O Globo
Não é mais um artigo sobre a incrível
insensibilidade de Bolsonaro, que não foi à Bahia confortar as pessoas,
articular obras de reconstrução de estradas, casas e até mesmo determinar a
ajuda médica necessária.
É apenas uma anotação na minha agenda. As
chuvas na Bahia foram as maiores dos últimos 32 anos. Gostaria de visitar as
cidades atingidas para saber até que ponto eram vulneráveis e o que é possível
fazer para fortalecê-las diante dos eventos extremos.
Passaria por Itabuna, veria o Rio
Cachoeira, faria uma parada em Itamaraju, onde, no passado, comia um camarão na
moranga, de passagem para Ilhéus.
Já fiz um projeto semelhante de analisar as
condições de uma cidade diante de eventos extremos, após uma enchente em
Cachoeiro de Itapemirim, no Espírito Santo.
Não o realizei. O que pude fazer agora neste fim de ano foi uma viagem para documentar a vulnerabilidade do litoral brasileiro diante da possível elevação do nível dos mares, provocada pelo aquecimento global.
Passei pelo norte do Rio, onde a Praia de
Atafona está coberta de ruínas, fui a Meaípe, no Espírito Santo, onde a Rodovia
do Sol foi parcialmente arrancada pelas ondas. Passei também pelo Morro das
Pedras, em Florianópolis, onde os moradores se entrincheiram com sacos de
areia, e terminei a viagem em Pernambuco. Há mais de dez anos, destinei
dinheiro do Orçamento a uma pesquisa voltada a salvar as praias de Boa Viagem e
algumas da Região Metropolitana, em Paulista e Jaboatão.
Naquela época, sugeri uma parceria entre
pernambucanos e holandeses, que têm uma ampla tradição de conter o mar. Hoje,
já há trabalho comum, o que é uma boa notícia.
Nessa caminhada, soube que os ingleses
fizeram também uma pesquisa sobre o litoral brasileiro. Queriam quantificar, ao
que parece, os custos de uma defesa contra a elevação do nível dos mares.

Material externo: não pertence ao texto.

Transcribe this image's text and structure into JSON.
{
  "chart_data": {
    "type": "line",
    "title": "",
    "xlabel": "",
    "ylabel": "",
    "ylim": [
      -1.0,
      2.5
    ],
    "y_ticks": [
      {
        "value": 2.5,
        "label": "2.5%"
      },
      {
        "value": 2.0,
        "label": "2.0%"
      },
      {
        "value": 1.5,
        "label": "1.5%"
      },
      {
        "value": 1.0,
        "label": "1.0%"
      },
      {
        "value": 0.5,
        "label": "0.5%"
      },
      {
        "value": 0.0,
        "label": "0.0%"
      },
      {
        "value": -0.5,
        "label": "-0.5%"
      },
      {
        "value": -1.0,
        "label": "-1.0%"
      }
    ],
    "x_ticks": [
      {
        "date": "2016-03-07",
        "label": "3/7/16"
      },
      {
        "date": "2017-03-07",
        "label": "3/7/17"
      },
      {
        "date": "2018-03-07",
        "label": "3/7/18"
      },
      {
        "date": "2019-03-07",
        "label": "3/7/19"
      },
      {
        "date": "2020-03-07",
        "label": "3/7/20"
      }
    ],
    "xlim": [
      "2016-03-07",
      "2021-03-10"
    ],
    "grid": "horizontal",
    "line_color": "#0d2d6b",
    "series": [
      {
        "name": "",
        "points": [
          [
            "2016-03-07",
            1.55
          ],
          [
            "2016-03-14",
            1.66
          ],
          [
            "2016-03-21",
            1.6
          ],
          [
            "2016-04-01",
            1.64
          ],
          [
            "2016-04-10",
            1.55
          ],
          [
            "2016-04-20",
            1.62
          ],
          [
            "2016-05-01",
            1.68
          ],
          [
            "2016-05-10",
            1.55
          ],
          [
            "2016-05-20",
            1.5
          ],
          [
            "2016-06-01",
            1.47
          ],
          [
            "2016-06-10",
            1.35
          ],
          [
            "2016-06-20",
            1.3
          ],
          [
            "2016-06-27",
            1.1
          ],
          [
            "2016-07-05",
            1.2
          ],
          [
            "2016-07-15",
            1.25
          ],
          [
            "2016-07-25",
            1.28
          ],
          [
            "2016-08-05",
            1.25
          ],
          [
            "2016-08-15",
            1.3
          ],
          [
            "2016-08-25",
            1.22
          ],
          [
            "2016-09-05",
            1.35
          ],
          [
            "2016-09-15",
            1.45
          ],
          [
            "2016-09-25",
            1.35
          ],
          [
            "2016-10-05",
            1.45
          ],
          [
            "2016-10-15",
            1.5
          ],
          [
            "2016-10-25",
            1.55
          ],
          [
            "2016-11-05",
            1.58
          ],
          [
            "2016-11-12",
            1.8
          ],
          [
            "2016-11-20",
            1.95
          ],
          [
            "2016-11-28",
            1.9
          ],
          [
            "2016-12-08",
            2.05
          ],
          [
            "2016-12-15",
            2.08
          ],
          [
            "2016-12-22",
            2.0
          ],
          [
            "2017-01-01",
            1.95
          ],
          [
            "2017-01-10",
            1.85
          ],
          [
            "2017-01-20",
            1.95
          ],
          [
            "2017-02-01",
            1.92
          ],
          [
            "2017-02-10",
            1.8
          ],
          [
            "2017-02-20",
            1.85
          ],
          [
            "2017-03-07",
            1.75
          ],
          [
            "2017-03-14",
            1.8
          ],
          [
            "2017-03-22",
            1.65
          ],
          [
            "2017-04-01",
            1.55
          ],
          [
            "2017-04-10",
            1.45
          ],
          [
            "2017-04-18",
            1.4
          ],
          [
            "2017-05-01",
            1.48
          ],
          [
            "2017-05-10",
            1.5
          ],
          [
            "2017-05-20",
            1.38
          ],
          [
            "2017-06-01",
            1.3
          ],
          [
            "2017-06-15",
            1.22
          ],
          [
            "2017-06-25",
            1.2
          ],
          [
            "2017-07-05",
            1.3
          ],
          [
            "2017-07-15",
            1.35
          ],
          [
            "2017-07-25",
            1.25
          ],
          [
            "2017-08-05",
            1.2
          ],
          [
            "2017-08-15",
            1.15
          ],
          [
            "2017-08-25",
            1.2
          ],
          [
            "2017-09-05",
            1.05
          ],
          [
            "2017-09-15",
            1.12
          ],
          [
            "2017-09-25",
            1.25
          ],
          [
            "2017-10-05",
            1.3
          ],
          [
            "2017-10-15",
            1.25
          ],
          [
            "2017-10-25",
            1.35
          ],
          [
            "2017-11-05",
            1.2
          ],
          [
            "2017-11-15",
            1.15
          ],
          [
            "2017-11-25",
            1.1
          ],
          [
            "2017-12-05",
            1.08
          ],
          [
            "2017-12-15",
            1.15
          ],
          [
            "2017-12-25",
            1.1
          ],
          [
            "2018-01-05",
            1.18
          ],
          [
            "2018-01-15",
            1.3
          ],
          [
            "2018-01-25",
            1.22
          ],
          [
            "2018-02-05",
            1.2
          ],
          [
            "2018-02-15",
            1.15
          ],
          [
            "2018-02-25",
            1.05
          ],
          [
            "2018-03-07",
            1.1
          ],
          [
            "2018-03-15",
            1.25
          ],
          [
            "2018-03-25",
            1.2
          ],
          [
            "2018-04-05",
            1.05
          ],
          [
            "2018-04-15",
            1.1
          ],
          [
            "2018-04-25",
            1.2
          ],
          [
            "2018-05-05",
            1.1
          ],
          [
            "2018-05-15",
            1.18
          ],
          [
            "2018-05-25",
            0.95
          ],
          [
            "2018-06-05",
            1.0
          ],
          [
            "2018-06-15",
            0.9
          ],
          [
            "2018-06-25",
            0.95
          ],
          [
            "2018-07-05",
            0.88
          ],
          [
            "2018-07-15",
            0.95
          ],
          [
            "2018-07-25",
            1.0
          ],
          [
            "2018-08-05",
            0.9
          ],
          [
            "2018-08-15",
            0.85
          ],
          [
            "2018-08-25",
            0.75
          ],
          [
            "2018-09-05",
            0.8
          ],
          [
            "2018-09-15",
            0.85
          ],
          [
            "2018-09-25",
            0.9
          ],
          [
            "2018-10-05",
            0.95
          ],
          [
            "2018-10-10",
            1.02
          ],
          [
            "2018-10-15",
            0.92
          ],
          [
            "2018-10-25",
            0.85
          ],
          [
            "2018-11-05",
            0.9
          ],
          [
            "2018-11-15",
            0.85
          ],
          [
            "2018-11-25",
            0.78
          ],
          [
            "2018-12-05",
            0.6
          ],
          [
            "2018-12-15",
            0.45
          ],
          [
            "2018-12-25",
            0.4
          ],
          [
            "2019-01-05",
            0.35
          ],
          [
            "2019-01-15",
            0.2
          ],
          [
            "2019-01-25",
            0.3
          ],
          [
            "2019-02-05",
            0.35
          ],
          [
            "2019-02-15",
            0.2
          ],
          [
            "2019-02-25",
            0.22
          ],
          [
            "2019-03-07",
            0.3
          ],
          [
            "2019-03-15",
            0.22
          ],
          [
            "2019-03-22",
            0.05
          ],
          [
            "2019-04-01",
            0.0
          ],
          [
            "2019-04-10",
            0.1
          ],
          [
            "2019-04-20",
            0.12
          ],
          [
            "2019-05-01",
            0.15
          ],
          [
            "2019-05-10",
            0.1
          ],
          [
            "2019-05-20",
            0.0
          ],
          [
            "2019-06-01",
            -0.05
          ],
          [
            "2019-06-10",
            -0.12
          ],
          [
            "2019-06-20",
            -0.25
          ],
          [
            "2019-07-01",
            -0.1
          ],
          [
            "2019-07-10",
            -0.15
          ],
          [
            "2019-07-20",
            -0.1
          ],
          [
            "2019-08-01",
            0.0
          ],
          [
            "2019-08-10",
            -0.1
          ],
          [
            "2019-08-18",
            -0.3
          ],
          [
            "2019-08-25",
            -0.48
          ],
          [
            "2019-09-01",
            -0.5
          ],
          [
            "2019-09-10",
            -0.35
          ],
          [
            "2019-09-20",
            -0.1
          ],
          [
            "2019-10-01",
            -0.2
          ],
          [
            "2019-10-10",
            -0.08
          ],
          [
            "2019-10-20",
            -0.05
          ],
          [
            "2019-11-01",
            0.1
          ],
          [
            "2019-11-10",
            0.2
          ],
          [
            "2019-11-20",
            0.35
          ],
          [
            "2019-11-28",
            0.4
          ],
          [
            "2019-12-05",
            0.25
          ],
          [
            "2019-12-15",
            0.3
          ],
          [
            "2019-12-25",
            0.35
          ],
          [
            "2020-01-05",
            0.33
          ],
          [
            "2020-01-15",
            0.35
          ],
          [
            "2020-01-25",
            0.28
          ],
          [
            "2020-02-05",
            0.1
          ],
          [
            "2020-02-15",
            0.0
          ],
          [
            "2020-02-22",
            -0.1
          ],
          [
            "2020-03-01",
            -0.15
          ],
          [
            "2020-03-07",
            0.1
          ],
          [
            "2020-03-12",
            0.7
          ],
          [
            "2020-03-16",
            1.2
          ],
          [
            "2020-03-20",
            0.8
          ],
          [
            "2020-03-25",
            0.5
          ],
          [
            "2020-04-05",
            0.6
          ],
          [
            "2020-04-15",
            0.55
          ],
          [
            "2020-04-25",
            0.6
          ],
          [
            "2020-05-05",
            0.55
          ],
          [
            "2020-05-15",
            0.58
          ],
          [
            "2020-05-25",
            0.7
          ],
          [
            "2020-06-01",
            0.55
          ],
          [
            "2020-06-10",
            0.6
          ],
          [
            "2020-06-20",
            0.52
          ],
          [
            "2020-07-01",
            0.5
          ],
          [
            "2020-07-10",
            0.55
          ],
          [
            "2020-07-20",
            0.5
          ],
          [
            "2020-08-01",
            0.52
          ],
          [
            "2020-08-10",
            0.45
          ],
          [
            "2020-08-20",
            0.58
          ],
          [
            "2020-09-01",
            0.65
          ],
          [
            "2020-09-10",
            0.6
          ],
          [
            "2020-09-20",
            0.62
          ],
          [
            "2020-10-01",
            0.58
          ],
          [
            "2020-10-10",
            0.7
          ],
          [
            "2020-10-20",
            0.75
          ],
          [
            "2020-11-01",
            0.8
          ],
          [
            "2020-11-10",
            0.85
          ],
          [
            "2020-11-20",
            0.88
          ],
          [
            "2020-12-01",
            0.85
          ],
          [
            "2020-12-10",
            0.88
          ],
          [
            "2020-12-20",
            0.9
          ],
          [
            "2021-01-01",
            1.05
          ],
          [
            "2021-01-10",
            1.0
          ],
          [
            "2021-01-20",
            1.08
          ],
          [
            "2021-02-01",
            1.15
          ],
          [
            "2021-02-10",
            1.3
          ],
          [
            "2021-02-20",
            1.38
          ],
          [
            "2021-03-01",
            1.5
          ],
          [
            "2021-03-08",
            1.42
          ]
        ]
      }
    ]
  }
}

Os ingleses são pioneiros nisso. Um homem
chamado Nicholas Stern fez um trabalho importante mostrando quanto a humanidade
economizaria se tomasse as precauções necessárias diante do aquecimento global.
Os custos da inação são muito altos. Num
relatório de 700 páginas, escrito em 2006, ele propunha que se investisse 1% do
PIB por ano, para evitar perdas que poderiam ser de 5% ao ano, ou mesmo até
20%, dependendo de quanto a temperatura se elevasse.
Comecei a fazer perguntas sobre o litoral.
Resta agora avançar por algumas cidades atingidas, voltar às cidades do Sul da
Bahia, por onde passo tantas vezes, e, sem grandes pretensões, estimular a
curiosidade sobre o tema: como adaptar o Brasil ao aquecimento global, com que
projetos, a que custo.
Um observador do cotidiano diria que é uma
atividade lírica, pois não há dinheiro para nada. É uma objeção razoável.
Onde buscar dinheiro pelo menos para os
projetos? Se conseguirmos vencer essa etapa, creio que talvez fosse possível
atrair dinheiro internacional. Não me refiro apenas a uma fração dos US$ 100
bilhões que a COP26 anunciou em Glasgow.
É preciso buscar outros caminhos, imaginar
saídas. Ali em Ilhéus, existe uma lagoa chamada Encantada, que é realmente
muito bonita. Quando chove, é inacessível. Poderia tornar-se um lugar
resiliente aos eventos extremos e, ainda por cima, permitir a exploração de um
turismo sustentável de grande potencial.
Não sei se o melhor caminho é um plano
nacional ou se cada região deve tomar sua própria iniciativa. Sei apenas que
adaptar o Brasil às consequências do aquecimento global não enriquece
necessariamente as novas gerações, mas evita que elas empobreçam de forma
brutal.
São ideias ainda meio embrionárias, estamos
aprendendo aos poucos.Lembro-me das grandes chuvas na Serra Fluminense, que
cobri até o fim do lento trabalho de reconstrução. Aprendemos ali que era
necessário prever tempestades e avisar aos moradores com urgência. Isso foi
possível na Bahia, e é uma lição para todo o país. Não podemos evitar eventos
extremos, mas prever com alguma antecedência já é alguma coisa.